A Soul‑Midwife’s Truth About “Dying Alone”
- pthunder3
- Feb 17
- 3 min read
Friday was our Volunteer Luncheon at Hospice, and as always, my heart felt full being in a room with people who give so much of themselves. During the gathering, someone asked if any volunteers would be willing to sit with a patient when a family member couldn’t be there because, as we often hear, “no one should die alone.”
It is a beautiful offering. It brings comfort to families to know someone was physically present. But I felt a nudge, one of those quiet, unmistakable ones and I knew I needed to speak.
I gently said, “No one truly dies alone. Even before the final breath, they are surrounded.”

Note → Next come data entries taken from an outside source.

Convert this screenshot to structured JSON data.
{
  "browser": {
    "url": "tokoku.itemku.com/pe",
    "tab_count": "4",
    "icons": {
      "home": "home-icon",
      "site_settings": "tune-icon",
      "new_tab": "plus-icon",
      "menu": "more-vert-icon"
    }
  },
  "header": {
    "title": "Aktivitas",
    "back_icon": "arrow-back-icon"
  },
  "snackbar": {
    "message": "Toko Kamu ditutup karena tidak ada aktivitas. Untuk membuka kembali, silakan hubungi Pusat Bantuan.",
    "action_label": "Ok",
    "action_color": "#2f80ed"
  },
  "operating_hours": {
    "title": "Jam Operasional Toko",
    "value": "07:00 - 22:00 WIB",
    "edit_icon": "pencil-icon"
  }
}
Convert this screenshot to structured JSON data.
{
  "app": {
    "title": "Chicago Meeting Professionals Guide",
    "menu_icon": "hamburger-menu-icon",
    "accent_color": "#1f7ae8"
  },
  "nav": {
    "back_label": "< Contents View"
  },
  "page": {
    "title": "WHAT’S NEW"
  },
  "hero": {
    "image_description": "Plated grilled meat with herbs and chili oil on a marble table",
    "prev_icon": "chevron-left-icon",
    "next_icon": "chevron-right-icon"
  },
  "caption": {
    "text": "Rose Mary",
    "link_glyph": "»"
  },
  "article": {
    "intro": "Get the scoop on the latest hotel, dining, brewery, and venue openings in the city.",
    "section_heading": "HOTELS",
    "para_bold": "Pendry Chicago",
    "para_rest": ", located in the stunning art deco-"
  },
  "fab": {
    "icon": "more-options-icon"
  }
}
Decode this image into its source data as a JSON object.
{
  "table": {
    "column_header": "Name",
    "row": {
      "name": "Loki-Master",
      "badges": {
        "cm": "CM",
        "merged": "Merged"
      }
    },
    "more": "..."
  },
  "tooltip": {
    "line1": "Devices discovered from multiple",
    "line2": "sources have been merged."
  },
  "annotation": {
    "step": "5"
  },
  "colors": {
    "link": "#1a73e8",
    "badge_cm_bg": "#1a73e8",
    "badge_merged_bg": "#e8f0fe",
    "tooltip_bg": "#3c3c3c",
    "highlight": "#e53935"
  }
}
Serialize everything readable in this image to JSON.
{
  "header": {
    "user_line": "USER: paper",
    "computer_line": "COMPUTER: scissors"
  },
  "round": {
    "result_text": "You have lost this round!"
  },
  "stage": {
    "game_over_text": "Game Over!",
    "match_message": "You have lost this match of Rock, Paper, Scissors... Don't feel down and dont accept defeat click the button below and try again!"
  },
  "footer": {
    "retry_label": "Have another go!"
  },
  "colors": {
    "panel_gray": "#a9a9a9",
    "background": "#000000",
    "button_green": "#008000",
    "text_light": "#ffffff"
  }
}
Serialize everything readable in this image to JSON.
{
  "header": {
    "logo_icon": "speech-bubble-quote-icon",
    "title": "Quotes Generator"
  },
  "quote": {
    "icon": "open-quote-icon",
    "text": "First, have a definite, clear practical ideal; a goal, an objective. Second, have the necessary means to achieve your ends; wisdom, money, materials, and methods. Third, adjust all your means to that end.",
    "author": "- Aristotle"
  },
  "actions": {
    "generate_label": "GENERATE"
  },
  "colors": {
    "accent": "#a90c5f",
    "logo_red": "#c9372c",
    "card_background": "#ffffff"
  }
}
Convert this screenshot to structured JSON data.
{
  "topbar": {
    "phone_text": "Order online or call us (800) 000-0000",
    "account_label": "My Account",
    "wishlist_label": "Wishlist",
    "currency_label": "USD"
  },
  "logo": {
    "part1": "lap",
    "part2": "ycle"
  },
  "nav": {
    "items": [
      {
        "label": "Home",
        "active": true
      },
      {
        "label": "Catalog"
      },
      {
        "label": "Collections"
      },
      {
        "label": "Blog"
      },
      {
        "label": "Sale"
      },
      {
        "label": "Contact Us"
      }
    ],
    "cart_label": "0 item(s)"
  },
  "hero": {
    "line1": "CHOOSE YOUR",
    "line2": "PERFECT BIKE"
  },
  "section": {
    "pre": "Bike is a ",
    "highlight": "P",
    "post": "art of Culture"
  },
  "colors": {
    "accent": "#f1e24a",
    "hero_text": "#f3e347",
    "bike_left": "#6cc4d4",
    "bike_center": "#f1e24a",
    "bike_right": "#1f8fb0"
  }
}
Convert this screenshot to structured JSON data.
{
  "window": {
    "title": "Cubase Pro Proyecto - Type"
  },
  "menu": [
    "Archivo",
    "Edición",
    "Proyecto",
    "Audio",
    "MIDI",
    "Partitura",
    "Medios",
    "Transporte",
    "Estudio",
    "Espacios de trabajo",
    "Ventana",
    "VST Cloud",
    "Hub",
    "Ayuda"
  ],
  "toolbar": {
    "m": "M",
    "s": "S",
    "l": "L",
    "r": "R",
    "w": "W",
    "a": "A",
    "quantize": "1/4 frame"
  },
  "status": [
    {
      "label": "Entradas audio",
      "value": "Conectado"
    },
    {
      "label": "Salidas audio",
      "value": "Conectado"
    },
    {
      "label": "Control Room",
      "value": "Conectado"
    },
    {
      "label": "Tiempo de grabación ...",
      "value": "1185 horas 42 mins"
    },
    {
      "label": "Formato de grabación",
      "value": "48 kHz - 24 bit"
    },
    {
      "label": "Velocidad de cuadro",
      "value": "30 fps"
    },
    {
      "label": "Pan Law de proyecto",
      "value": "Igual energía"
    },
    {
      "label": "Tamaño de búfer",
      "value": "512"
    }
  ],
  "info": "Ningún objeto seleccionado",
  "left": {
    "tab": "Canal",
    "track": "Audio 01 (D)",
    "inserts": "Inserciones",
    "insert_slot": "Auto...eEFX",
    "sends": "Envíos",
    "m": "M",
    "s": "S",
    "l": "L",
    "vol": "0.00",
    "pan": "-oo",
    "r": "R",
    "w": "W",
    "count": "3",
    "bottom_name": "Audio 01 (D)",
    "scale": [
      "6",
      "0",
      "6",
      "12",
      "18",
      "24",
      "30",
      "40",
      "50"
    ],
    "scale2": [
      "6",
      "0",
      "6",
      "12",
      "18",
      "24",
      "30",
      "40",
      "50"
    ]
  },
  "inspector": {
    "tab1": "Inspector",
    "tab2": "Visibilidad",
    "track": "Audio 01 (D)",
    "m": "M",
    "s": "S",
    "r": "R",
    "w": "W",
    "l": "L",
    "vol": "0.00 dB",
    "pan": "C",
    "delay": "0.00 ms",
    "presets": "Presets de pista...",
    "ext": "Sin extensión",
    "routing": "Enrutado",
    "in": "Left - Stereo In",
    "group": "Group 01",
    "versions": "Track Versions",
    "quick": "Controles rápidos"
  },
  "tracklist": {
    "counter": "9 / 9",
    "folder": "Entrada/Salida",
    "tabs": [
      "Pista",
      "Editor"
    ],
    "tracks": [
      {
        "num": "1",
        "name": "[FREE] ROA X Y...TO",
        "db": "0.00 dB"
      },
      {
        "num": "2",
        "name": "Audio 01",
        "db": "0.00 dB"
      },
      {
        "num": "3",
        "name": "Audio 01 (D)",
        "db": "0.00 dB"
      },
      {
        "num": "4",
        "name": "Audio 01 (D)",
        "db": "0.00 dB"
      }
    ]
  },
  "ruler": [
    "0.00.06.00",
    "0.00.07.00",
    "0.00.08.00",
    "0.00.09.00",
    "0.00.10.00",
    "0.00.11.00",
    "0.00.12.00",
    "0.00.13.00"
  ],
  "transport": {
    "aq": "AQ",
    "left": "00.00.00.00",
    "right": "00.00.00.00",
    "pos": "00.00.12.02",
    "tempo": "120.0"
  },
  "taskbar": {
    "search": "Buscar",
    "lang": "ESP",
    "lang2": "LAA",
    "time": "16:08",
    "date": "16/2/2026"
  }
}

After the luncheon, a volunteer came up to me with tears in her eyes. She told me she had been trapped in a snowstorm when her spouse died, and she had carried that ache ever since. Hearing that he wasn’t alone, that he was already held, lifted something heavy inside her. She hugged me and thanked me. And in that moment, I knew exactly why I had been guided to speak.
So I want to offer that same truth to you.
If you’re carrying guilt because you weren’t in the room when someone you love crossed that threshold, let this soften your heart:
No one leaves this world alone.
I know it can feel impossible to believe, especially if you got the call after it happened, if you were stuck in traffic or if you stepped out for five minutes or if you were asleep in the next room. But in all my years sitting at bedsides, I’ve witnessed something again and again: as a person begins to loosen their hold on this world, they are met.
There is a gathering. Sometimes it’s the mother they’ve missed for decades. Sometimes it’s a partner, a friend, a grandparent. Sometimes it’s the beloved dog who once curled at their feet. People often speak to someone you cannot see. They reach toward a corner of the room that feels suddenly full. Their face softens. Their breath settles. A calm arrives that is unmistakable.
This is not confusion. This is recognition. As the veil thins, they begin to live in two places at once, one foot here, one foot already in the light. And those who love them on the other side come close. They guide. They steady. They welcome.
So if you weren’t physically present, please hear this with your whole heart: your absence did not leave them alone. They were already being held. Already surrounded. Already loved in ways our eyes can’t always witness.
And there is something else I’ve seen many times: some people wait until the room is quiet to go. Not because they don’t love you because they do. Because they want to spare you the weight of witnessing their final breath. It is a last act of tenderness, even though it can feel like a wound.
Dying is not the lonely, shadowed thing we’ve been taught to fear. It is a homecoming. A crossing into familiar arms. A return to love.
If regret has been living in your chest, let this be the moment you loosen your grip. Your loved one understands. They hold no blame. And they were never alone, NOT FOR A SINGLE HEARTBEAT!
They aren’t alone now. And neither are you!